Dissertation: Institutionen körperschaftlicher Selbstverwaltung

Institutionen körperschaftlicher Selbstverwaltung

Studien zum Verwaltungsrecht, Band 1

Hamburg , 402 Seiten

ISBN 978-3-8300-1227-6 (Print)

Zum Inhalt

Selbstverwaltung ist die eigenverantwortliche Verwaltung bestimmter öffentlicher Angelegenheiten durch selbständige öffentlich-rechtliche Organisationseinheiten unter Beteiligung der Betroffenen. Es gibt allerdings kein „einheitliches Recht der Selbstverwaltung schlechthin“ (BVerwGE 51, 115, 118); „es existieren viele Selbstverwaltungsrechte.“ (Stern, K., Staatsrecht, Bd. I, S. 397) Die Körperschaften des öffentlichen Rechts stellen neben den Anstalten und Stiftungen eine Form der Selbstverwaltung dar.

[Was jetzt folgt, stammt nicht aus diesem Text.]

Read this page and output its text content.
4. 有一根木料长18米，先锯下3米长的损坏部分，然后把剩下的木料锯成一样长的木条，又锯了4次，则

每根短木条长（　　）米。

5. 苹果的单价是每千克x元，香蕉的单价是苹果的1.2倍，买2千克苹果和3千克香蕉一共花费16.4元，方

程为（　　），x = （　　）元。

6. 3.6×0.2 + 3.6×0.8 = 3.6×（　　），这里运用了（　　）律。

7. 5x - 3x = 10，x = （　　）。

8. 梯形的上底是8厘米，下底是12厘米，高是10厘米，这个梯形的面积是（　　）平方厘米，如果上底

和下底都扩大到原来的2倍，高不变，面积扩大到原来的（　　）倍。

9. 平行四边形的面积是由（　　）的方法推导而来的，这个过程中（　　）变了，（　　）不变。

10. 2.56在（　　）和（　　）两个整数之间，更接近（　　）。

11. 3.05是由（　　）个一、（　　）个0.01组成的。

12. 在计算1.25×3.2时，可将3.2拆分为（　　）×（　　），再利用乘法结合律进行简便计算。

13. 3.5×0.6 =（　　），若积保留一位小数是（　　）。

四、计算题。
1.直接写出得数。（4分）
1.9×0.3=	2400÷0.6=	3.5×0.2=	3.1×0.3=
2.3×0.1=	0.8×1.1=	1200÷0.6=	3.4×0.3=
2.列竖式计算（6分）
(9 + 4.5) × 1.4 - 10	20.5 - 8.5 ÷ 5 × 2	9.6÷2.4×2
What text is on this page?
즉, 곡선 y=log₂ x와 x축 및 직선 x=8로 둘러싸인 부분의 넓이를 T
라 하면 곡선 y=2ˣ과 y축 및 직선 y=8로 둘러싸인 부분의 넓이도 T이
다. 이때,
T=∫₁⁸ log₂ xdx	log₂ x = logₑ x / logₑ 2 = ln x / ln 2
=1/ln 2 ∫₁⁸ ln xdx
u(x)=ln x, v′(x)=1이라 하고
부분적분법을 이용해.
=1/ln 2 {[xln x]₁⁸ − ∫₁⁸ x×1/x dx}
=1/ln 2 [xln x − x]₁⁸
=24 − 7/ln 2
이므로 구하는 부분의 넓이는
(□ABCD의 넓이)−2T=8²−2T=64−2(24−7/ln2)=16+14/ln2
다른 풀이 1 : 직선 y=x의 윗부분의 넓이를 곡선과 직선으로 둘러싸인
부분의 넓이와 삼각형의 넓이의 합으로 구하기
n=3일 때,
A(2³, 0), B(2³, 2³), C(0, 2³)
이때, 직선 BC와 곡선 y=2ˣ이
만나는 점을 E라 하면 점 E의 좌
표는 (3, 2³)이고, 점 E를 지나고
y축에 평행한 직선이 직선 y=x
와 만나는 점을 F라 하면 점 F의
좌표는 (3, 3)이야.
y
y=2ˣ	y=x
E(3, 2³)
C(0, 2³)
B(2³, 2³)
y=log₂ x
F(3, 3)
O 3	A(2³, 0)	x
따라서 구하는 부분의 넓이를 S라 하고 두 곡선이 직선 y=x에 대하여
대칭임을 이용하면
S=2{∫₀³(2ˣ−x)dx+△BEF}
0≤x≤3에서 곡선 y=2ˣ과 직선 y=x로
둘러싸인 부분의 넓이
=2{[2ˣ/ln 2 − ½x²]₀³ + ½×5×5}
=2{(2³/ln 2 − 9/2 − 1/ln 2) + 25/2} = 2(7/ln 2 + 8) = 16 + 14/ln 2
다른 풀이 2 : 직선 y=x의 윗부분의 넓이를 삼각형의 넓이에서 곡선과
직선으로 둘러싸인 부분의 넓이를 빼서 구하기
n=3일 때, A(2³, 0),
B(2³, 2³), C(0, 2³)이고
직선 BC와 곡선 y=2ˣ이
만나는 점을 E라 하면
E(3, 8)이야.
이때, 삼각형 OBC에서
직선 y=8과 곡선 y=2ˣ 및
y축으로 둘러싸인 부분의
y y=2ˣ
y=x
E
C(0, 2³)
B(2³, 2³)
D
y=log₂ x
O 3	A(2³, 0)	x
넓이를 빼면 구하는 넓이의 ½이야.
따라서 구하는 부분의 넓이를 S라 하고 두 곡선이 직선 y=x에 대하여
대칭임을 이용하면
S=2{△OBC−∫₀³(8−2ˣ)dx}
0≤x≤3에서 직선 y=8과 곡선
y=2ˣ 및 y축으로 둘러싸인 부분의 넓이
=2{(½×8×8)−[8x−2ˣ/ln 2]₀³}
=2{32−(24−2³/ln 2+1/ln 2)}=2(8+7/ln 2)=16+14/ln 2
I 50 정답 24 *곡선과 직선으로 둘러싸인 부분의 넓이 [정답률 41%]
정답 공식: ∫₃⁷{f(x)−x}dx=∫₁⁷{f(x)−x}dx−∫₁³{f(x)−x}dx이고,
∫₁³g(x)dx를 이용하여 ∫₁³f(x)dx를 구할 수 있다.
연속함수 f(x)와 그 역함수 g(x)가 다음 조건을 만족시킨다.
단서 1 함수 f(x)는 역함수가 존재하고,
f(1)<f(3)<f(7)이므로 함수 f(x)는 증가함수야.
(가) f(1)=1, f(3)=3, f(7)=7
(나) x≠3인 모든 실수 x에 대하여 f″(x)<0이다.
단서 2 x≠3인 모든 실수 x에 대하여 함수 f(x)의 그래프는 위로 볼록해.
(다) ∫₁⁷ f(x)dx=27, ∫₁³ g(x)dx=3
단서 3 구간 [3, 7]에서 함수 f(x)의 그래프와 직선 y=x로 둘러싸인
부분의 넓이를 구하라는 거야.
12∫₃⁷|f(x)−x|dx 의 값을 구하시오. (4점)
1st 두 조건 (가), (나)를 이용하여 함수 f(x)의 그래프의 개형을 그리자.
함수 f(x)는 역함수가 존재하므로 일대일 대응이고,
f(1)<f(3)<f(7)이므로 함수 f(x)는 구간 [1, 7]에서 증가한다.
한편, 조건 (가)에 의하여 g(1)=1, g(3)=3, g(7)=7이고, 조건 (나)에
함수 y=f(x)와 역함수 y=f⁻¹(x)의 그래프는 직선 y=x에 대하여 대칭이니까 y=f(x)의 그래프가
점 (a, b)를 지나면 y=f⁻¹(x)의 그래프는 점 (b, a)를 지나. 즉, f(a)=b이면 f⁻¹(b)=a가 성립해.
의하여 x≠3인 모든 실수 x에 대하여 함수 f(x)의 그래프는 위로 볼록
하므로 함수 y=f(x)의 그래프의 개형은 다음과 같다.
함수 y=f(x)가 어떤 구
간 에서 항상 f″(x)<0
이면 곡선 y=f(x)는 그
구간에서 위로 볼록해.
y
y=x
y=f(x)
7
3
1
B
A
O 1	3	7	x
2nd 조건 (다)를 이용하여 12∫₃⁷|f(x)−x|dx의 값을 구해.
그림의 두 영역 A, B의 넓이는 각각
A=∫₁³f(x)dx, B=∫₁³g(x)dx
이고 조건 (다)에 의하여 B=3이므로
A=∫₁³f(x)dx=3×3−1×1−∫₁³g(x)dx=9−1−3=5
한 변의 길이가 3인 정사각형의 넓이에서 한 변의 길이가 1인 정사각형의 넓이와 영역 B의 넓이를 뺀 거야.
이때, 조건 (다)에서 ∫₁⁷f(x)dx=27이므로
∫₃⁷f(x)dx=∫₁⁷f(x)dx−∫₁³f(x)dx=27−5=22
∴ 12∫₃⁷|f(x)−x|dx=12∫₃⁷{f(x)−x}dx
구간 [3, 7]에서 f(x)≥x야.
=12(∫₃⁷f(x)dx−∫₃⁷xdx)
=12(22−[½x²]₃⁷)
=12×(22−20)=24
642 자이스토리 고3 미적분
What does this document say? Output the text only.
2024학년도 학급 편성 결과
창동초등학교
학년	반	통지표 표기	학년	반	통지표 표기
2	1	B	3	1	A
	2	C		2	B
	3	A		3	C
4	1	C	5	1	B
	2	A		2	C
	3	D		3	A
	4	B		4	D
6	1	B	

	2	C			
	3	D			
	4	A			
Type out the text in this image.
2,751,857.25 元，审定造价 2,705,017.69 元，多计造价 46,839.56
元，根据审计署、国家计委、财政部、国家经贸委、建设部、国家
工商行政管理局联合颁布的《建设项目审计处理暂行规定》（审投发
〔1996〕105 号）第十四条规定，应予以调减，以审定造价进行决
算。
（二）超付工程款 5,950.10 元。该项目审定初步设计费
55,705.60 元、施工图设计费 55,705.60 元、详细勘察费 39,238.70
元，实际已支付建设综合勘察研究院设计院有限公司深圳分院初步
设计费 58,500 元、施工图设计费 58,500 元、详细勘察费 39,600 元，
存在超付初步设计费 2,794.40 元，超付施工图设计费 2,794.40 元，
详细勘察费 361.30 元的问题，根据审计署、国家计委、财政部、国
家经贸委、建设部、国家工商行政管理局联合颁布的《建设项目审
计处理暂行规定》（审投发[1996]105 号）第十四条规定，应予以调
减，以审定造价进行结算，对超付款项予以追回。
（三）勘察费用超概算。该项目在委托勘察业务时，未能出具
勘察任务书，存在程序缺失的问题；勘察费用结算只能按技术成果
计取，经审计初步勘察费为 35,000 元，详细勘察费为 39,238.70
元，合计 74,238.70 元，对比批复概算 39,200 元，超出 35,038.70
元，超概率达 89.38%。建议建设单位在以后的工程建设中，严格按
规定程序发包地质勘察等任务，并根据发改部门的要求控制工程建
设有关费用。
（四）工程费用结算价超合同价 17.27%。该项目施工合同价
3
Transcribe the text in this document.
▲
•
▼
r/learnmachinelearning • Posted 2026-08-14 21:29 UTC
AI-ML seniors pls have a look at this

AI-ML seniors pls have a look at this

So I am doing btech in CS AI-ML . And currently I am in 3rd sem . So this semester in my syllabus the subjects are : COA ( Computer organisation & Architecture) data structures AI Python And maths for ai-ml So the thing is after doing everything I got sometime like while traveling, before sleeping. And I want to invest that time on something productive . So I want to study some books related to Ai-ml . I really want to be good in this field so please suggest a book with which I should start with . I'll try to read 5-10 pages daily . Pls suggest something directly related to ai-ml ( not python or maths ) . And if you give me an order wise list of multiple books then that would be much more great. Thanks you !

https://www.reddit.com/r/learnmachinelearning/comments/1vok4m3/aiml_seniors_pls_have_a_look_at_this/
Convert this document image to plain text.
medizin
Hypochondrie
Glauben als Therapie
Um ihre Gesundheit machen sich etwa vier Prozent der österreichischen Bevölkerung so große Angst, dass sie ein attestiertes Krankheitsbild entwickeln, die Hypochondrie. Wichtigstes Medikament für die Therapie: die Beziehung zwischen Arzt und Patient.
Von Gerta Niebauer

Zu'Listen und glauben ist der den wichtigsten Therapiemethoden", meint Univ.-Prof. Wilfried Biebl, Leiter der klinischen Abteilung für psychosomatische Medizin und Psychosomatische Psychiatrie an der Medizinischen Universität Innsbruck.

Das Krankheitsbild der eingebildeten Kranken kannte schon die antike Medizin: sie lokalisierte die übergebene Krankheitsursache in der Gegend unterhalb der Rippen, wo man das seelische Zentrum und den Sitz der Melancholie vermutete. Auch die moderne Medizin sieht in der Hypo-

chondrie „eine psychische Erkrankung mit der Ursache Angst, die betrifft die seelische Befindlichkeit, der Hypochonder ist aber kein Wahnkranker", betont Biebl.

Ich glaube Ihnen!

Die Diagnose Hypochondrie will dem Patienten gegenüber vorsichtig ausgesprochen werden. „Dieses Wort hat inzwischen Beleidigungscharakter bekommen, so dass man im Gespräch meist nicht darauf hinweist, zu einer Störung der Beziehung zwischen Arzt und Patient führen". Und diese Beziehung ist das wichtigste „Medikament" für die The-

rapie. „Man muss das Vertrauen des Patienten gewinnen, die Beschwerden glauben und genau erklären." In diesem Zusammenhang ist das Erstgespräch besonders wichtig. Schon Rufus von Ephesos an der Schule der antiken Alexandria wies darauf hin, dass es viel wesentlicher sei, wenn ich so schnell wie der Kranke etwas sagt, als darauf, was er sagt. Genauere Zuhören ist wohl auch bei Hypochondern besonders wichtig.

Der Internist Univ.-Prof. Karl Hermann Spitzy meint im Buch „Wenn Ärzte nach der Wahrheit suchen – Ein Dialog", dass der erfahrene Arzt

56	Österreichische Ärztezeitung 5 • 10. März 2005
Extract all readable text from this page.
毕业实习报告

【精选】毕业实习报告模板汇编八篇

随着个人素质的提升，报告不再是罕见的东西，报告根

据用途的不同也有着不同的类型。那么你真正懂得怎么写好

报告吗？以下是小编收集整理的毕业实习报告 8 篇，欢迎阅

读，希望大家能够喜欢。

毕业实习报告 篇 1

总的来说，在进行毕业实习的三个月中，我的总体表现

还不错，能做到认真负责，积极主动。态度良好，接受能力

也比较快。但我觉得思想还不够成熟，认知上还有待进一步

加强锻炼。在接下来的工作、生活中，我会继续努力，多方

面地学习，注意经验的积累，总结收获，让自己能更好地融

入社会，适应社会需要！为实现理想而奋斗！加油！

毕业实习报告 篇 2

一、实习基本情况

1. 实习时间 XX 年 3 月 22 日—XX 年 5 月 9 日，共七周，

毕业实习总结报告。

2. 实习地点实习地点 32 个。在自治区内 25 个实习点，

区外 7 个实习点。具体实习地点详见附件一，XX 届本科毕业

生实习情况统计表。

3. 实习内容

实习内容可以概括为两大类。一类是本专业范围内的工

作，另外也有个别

Es gibt auch kein einheitliches Recht körperschaftlicher Selbstverwaltung, sondern es existieren mehrere Rechtsbereiche, die man zusammenfassend als Institutionen körperschaftlicher Selbstverwaltung betrachten kann. Die Skala der in Betracht kommenden Institutionen reicht von den Gemeinden über die Hochschulen, die Studentenschaften, die wirtschaftlichen und berufsständischen Kammern, die Wasser- und Bodenverbände bis hin zu den Krankenkassen.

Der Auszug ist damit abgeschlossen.